Apparently no asbestos! 

Look at this stuff!
http://www.fusionwalls.com/what-we-do_pid_4.html

View attachment 69746
This is a link to the MSDS Sheet for Fiber Fuse.


----------



## Boco (May 18, 2013)

[email protected] said:


> Stop by a good drywall supply house and get some activator. You can turn 90 into 5 with hot water. Mix up the 90 a little wet add some activator we mix and get it on. Good for deep patches. That you need two coats of mud. If real deep it will need to cure out over night. But you can run two three coat if you need to.


 Durabond activator never heard of it. Hot water and Durabond is not recommended.


----------



## [email protected] (Mar 1, 2008)

I When out the truck. USG Gypsum Plaster Accelerator comes in a 1.5 lb comes plastic tub. The only places that I have ever found it at is a commercial drywall supply house or a small old school independent paint store here in Toledo. That cares whiting for glazing.


----------



## jennifertemple (Oct 30, 2011)

I thank everyone for their input. 

It seems simple enough to get the 45 and not mess with a perfectly good formulation. I have generally understood that with most things extended cure time = extended strength. (IE: Epoxy glues) This appears to not be the case with durabond so I'll just run out and get some 45 and use as directed on the bag. I do tend toward the simple. KISS is a good motto for me.


----------



## Boco (May 18, 2013)

[email protected] said:


> I When out the truck. USG Gypsum Plaster Accelerator comes in a 1.5 lb comes plastic tub. The only places that I have ever found it at is a commercial drywall supply house or a small old school independent paint store here in Toledo. That cares whiting for glazing.


 How well does the accelerator work with EZ sand? I have about half a pallet of EZ 90 my guys just refuse to use. I get the same answer every time I ask why they don't use it. Aint nobody got time for that.


----------



## Jazz_Painter (Feb 22, 2015)

I don't find it sands as well as a last coat of regular drywall compound. Like mentionned in another thread, I like the hardener technique (plaster paris, donut, etc...). The challenge with this is to find the right proportions and also not to over plaster the bottom coats because the plaster will be harder, therefore you won't be able to sand it under the compound/last coat.

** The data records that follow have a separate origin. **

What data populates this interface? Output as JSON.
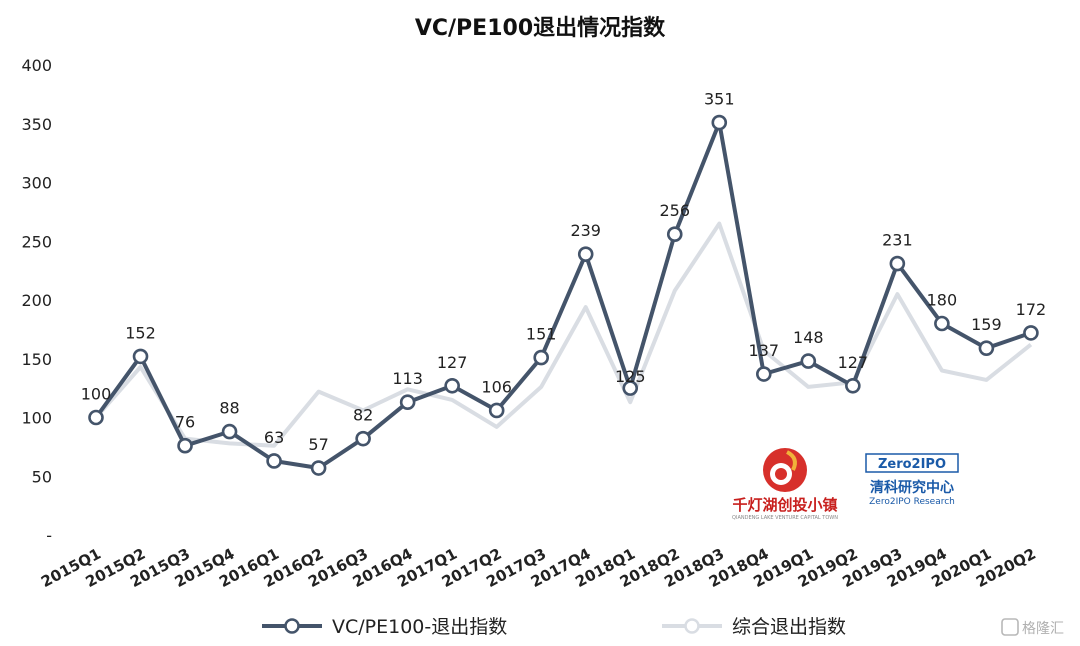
{
  "chart_data": {
    "type": "line",
    "title": "VC/PE100退出情况指数",
    "categories": [
      "2015Q1",
      "2015Q2",
      "2015Q3",
      "2015Q4",
      "2016Q1",
      "2016Q2",
      "2016Q3",
      "2016Q4",
      "2017Q1",
      "2017Q2",
      "2017Q3",
      "2017Q4",
      "2018Q1",
      "2018Q2",
      "2018Q3",
      "2018Q4",
      "2019Q1",
      "2019Q2",
      "2019Q3",
      "2019Q4",
      "2020Q1",
      "2020Q2"
    ],
    "y_tick_labels": [
      "-",
      "50",
      "100",
      "150",
      "200",
      "250",
      "300",
      "350",
      "400"
    ],
    "ylim": [
      0,
      400
    ],
    "grid": false,
    "legend_position": "bottom",
    "series": [
      {
        "name": "VC/PE100-退出指数",
        "color": "#44546a",
        "values": [
          100,
          152,
          76,
          88,
          63,
          57,
          82,
          113,
          127,
          106,
          151,
          239,
          125,
          256,
          351,
          137,
          148,
          127,
          231,
          180,
          159,
          172
        ],
        "labels": [
          "100",
          "152",
          "76",
          "88",
          "63",
          "57",
          "82",
          "113",
          "127",
          "106",
          "151",
          "239",
          "125",
          "256",
          "351",
          "137",
          "148",
          "127",
          "231",
          "180",
          "159",
          "172"
        ]
      },
      {
        "name": "综合退出指数",
        "color": "#d9dde3",
        "values": [
          100,
          143,
          82,
          78,
          76,
          122,
          106,
          124,
          115,
          92,
          126,
          194,
          113,
          208,
          265,
          157,
          126,
          130,
          205,
          140,
          132,
          162
        ]
      }
    ]
  },
  "logos": {
    "left": {
      "name": "千灯湖创投小镇",
      "subtitle": "QIANDENG LAKE VENTURE CAPITAL TOWN"
    },
    "right": {
      "name": "清科研究中心",
      "brand": "Zero2IPO",
      "subtitle": "Zero2IPO Research"
    }
  },
  "watermark": {
    "text": "格隆汇"
  }
}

With that I can fix a deep hole and do all my coats in the same day. It has to dry/cure, cause even if it hardens enough to put another coat on top, it still will be not dry hard, therefore the shape will be modifiable if you're not careful. That applies especially when doing inside corners, you still have to wait and do them one at a time.


----------



## Tonyg (Dec 9, 2007)

Tried the plater Paris / joint compound technique for the first time on the current job and doubt I'll ever go back to durabond 20 let alone 45 or 90


----------